Colorado Set for New Fiscal Year With $20B Budget

DALLAS — Colorado will begin its next fiscal year July 1 with a $20 billion budget patched together with federal stimulus money and the elimination of tax breaks to cover a $1.3 billion shortfall.

In signing his last budget last week, lame-duck Gov. Bill Ritter said the spending plan “called on everyone to share in the burdens and to share in the solutions.”

“We have successfully balanced the state’s many needs and priorities against recession-era revenues without disrupting essential services or harming our quality of life,” Ritter said.

The budget eliminates about $130 million in tax breaks and $260 million in public school funding. It cuts education funding for the first time since 2000, when voters passed Amendment 23, setting minimum education funding levels.

“The budget shows how we continued to be fiscally responsible, by tightening our belts and making government leaner,” said Rep. Mark Ferrandino, a member of the General Assembly’s Joint Budget Committee. “We took a balanced approach, making cuts and closing tax loopholes so that corporations pay their fair share.”

While Colorado’s budgeting process was less painful than that of neighboring Arizona’s, the Rocky Mountain State could face a dramatic change in its financial capability if voters approve three propositions in November that would curtail borrowing.

Amendments 60 and 61 and Proposition 101 would limit or forbid debt by all forms of government in the state. Proposition 61 would completely ban borrowing by the state, including tax and revenue anticipation notes that are used to smooth cash flows over the year.

If approved, the three proposals would amend the state constitution along the lines of the Taxpayer Bill of Rights, or Tabor, pushed to passage in 1992 by tax reformer and former state legislator Douglas Bruce. However, the new amendments would go far beyond the restrictions of Tabor, which requires voter approval for local or state governments to retain any increases in revenues, even without a tax increase.

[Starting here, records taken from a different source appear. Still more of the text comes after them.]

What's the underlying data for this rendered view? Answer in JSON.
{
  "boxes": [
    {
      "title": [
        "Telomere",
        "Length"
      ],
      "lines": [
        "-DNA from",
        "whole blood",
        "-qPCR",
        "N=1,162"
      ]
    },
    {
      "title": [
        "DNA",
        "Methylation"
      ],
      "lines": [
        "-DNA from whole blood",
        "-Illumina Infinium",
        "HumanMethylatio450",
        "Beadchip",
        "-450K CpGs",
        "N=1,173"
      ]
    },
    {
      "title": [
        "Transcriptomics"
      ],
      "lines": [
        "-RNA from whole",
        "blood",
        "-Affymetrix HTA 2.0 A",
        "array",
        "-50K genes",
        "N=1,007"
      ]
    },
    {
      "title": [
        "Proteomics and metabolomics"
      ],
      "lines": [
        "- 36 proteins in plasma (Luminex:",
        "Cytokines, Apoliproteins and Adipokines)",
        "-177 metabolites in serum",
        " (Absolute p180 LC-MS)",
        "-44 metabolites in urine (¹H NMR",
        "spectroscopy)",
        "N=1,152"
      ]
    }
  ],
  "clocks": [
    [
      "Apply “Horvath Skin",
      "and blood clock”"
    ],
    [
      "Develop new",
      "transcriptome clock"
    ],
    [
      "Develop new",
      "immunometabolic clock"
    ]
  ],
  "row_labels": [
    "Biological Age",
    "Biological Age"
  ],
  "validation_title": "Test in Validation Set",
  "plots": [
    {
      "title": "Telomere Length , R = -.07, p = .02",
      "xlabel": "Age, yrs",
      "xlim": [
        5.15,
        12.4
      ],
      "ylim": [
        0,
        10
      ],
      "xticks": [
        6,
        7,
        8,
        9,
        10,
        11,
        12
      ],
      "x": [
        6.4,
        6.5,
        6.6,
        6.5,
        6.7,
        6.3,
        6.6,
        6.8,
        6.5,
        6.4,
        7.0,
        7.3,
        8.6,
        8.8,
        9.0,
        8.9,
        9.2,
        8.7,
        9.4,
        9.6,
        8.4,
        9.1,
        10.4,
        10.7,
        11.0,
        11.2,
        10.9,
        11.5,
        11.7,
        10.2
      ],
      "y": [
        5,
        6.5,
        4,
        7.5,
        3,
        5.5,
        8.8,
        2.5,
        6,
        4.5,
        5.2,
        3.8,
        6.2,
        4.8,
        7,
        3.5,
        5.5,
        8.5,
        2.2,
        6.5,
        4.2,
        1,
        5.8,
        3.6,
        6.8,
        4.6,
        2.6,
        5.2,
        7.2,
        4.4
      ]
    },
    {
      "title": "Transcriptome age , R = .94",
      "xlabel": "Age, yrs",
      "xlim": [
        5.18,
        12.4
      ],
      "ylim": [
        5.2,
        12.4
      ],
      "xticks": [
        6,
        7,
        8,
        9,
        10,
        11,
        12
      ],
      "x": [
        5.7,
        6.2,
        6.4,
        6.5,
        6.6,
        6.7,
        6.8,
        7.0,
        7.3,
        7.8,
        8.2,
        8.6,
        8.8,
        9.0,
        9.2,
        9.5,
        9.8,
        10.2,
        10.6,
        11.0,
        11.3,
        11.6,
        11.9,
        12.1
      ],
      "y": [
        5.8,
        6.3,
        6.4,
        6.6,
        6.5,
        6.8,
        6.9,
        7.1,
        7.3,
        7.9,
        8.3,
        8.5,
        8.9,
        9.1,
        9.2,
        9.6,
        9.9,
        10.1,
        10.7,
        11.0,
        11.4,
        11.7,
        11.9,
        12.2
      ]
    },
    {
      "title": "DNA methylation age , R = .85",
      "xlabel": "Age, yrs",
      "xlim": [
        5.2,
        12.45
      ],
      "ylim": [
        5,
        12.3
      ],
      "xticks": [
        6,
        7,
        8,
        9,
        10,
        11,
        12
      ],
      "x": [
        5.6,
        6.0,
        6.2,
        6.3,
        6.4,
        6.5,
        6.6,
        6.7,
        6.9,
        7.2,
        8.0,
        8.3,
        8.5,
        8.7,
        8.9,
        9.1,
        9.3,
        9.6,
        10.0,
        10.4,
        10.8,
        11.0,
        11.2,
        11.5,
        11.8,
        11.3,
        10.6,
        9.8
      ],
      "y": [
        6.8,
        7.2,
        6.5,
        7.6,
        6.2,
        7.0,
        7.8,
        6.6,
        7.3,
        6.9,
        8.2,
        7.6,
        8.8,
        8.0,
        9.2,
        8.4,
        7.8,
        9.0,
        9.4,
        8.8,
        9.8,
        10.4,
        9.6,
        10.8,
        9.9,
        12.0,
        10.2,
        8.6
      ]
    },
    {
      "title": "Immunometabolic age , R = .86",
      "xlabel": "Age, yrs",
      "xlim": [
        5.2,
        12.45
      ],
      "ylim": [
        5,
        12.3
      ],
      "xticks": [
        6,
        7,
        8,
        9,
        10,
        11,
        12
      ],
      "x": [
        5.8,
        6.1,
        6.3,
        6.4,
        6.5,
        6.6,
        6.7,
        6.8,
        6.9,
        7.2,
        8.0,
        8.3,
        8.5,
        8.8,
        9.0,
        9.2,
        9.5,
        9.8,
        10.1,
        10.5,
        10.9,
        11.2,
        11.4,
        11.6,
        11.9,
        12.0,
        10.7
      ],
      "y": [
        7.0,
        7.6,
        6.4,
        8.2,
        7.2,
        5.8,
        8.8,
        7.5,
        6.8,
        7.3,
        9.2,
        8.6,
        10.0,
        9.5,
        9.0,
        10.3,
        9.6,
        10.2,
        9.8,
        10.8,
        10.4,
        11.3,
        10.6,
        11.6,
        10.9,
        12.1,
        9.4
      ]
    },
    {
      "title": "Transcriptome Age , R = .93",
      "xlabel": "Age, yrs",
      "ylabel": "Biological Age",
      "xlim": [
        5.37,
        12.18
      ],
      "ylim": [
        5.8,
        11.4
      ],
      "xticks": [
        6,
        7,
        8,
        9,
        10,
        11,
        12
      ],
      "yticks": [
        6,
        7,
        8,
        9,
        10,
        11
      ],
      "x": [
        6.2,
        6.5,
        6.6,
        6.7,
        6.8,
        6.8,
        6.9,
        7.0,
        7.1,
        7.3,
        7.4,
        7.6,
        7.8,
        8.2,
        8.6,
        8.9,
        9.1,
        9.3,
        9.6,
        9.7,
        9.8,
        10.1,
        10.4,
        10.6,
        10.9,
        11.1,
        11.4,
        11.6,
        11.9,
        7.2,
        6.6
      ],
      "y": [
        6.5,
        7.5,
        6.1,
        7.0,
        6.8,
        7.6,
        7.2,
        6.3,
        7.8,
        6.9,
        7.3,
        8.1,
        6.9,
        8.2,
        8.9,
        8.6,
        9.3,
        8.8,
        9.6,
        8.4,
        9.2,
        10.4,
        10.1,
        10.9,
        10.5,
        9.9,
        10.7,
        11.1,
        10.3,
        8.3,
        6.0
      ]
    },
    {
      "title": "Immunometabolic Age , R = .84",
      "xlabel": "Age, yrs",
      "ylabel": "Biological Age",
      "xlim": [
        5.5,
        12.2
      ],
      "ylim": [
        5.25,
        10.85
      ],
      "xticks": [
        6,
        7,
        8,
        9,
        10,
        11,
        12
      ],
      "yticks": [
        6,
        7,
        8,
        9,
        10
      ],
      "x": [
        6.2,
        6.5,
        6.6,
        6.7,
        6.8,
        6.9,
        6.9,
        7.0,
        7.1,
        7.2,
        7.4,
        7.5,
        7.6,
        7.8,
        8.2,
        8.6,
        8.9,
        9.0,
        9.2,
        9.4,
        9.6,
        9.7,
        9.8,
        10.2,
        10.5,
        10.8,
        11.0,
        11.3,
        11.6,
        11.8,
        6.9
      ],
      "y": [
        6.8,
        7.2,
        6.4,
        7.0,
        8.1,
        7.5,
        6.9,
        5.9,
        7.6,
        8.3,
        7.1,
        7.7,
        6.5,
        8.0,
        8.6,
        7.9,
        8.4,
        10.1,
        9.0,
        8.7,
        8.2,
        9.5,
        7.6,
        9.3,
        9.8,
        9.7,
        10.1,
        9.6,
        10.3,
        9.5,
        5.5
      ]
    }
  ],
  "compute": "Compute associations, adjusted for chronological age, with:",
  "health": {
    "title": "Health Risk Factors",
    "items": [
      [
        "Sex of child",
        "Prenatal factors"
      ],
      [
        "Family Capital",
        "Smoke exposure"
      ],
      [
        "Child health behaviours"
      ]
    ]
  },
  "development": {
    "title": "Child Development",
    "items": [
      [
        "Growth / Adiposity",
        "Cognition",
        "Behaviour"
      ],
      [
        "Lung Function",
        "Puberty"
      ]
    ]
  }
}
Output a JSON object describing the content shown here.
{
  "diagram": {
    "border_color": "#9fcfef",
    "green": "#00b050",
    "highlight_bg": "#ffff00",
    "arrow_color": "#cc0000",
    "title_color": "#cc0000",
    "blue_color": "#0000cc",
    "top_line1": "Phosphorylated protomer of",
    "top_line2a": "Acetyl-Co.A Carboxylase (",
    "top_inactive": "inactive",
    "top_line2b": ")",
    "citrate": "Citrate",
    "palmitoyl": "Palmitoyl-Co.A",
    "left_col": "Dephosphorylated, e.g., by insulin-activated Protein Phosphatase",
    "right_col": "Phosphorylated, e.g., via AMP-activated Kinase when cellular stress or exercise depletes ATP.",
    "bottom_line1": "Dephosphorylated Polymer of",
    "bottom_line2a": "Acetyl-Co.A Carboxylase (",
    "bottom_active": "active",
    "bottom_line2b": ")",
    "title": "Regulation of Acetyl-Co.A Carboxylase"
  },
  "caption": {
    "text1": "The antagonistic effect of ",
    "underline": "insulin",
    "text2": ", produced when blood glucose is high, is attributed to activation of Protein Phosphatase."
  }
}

Otherwise, Colorado has weathered the recession comparatively well, with its AA ratings from Standard & Poor’s and Fitch Ratings intact.

“Echoing national trends, the Colorado economy slowed in 2009, as evidenced by increased job losses, declining retail sales, and housing market softness,” Standard & Poor’s noted in a recent report. “However, the state has stayed on the positive side of most of these trends, and unemployment was well below the national average.”